Carol chuckled. “No one will ever know about this call unless you tell them.”
“No, I don’t think I will.” Lambert turned to stare at the dying embers in the fireplace, and thought of how he could draw the moment out to last a little longer. “Just out of curiosity, what would have happened if I’d managed to have you confined away from the Suit?”
Her reply was blunt,“There are certain protocols that can be remotely activated. It wouldn’t have been pretty, but the result would have been the same. My body would have found me, and I would have left Earth. The only difference is that people would have died.”
This time Lambert frowned, his eyes fixed on the faint red glow until they stung from dryness. “There are things worse than failing, I suppose,” he murmured.
“I wanted to apologize for letting you down, and to let you know that you didn’t do anything wrong.” Carol’s voice sounded more like her old self, feminine and a touch neurotic. He had never considered her as a woman before, but that fact seemed more evident on the phone than it had in person. “I thought you deserved that from me.”
Lambert nodded, slowly. It was true – it had been eating at him ever since that day at the hospital. He had blamed himself for failing her as he had with Hartmann, and believed that it reflected poorly on his abilities as a leader. The closure she gave him helped enormously.
“Thanks, Commander,” he replied.
“Please, call me Carol. I’m still as much human as I am Aurigan.”
“Is that the name of your species?”
Lambert glanced back at the empty alcohol bottle. Somehow it didn’t seem quite so appealing, but neither did going back to civilization. “Say, Carol…” He felt nervous for some reason. “I don’t suppose your people are looking for individuals with a military experience and a background in psychology.”
“That… is quite a thought, captain.” There was a pause, and Lambert cursed how blind he was, speaking over the phone. He wanted to see her face, to read her body language, and know what she was thinking. After an eternity, she said, “I didn’t expect that. Are you serious?”

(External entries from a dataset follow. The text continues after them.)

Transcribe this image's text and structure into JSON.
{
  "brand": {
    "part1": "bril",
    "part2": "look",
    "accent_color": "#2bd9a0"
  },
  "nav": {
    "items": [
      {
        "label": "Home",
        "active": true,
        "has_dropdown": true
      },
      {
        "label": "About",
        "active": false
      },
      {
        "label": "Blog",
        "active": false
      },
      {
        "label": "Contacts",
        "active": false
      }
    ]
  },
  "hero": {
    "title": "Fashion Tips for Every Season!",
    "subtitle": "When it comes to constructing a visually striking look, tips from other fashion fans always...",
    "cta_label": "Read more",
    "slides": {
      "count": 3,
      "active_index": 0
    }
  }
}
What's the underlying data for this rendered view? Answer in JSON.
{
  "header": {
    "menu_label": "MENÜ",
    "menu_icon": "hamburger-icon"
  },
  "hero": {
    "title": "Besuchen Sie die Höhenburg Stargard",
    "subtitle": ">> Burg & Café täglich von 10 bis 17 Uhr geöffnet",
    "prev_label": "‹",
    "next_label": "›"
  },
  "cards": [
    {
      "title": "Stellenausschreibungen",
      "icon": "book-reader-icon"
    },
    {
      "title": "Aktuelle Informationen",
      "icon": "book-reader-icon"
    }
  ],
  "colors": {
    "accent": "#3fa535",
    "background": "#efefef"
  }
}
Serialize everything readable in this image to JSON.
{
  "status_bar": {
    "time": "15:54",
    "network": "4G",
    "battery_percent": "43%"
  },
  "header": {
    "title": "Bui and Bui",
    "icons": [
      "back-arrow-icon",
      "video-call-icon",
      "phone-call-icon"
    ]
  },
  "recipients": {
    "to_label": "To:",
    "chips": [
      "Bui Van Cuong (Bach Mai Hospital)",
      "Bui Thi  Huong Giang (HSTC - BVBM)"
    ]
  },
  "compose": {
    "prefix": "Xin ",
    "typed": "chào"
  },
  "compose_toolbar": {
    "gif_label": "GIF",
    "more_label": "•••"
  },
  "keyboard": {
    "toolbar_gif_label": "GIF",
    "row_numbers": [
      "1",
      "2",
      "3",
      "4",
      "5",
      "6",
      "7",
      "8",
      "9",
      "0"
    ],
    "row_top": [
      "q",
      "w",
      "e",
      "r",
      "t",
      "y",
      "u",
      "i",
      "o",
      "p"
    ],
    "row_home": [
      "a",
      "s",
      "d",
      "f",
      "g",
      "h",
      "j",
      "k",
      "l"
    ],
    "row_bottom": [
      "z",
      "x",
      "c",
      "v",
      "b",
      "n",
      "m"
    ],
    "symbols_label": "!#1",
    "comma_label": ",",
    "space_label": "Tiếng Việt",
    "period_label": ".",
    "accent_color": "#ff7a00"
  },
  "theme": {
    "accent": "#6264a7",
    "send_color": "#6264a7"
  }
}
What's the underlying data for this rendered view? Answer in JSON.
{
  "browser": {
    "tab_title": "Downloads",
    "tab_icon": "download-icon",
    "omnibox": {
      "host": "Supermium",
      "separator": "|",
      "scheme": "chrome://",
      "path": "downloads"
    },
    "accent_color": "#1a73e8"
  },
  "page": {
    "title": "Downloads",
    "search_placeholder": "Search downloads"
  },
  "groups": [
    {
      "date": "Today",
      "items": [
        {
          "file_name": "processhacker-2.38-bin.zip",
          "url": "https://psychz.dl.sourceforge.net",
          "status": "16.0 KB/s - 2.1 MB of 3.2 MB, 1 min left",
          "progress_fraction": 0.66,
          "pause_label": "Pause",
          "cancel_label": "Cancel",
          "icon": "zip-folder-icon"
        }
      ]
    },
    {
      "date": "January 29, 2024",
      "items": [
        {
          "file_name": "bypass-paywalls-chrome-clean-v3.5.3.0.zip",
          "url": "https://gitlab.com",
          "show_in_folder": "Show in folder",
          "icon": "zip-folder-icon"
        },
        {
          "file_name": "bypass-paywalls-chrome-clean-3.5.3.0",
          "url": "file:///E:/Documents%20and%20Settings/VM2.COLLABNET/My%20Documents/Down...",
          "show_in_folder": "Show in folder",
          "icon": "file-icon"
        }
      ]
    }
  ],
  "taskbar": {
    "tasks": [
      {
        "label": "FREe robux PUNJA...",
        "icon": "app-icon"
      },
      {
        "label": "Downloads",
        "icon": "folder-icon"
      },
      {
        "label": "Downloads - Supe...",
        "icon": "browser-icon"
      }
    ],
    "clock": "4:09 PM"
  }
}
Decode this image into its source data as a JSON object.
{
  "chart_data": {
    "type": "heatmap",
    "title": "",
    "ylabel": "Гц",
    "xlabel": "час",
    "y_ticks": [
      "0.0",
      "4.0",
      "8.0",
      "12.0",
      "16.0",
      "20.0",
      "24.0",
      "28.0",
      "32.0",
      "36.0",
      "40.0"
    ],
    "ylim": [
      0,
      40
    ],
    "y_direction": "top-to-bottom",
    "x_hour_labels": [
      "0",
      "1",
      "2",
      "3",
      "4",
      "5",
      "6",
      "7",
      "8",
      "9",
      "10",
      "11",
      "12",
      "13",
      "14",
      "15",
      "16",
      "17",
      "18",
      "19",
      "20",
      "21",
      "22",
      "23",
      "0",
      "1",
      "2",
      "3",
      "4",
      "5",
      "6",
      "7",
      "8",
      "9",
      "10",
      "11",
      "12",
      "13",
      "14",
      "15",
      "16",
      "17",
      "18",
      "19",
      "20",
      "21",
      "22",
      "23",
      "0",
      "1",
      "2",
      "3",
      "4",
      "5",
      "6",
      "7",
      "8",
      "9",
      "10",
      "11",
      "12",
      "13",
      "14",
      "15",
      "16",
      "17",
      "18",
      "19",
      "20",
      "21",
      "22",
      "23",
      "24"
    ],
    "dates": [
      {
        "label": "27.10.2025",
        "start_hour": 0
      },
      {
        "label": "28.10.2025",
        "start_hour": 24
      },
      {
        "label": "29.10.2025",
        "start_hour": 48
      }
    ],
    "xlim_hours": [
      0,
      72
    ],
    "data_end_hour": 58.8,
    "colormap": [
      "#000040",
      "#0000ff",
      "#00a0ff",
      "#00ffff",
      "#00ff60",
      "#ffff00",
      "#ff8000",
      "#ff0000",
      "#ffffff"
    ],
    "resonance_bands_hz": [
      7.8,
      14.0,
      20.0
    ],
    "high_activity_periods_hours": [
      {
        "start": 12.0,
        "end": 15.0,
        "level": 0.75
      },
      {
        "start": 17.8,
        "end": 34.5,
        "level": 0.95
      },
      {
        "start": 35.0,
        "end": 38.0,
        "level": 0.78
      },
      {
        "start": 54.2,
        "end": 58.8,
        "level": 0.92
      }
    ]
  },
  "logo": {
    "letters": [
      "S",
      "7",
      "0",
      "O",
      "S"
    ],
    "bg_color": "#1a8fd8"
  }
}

“As serious as I can be with this much whiskey in me.” His heart was pounding. Was he really asking to run off on some alien spaceship? He must have gone mad. However, there wasn’t anything left for him on Earth. He was no longer in the military, and his country was on the verge of a crushing defeat. What he wanted was to start somewhere fresh, even if that meant traveling the stars.
Her answer was simple, “I’ll ask the others. Perhaps we’ll be in touch.”
“Good enough for me,” he said, moving back to the window to look out at the sky. He wondered where she was, the mousey woman who lived in a giant mechanical body. Was she hidden just beyond the clouds and rain, or had she already left the galaxy? He unconsciously touched the glass.
“Goodbye, Lambert,” she said.
“Goodbye, Carol,” he replied. The phone signal went dead, and there was no record of the call. If it hadn’t been for the sheer craziness of the conversation, Lambert would have thought that he had hallucinated the whole thing.
He hoped that he would see her again.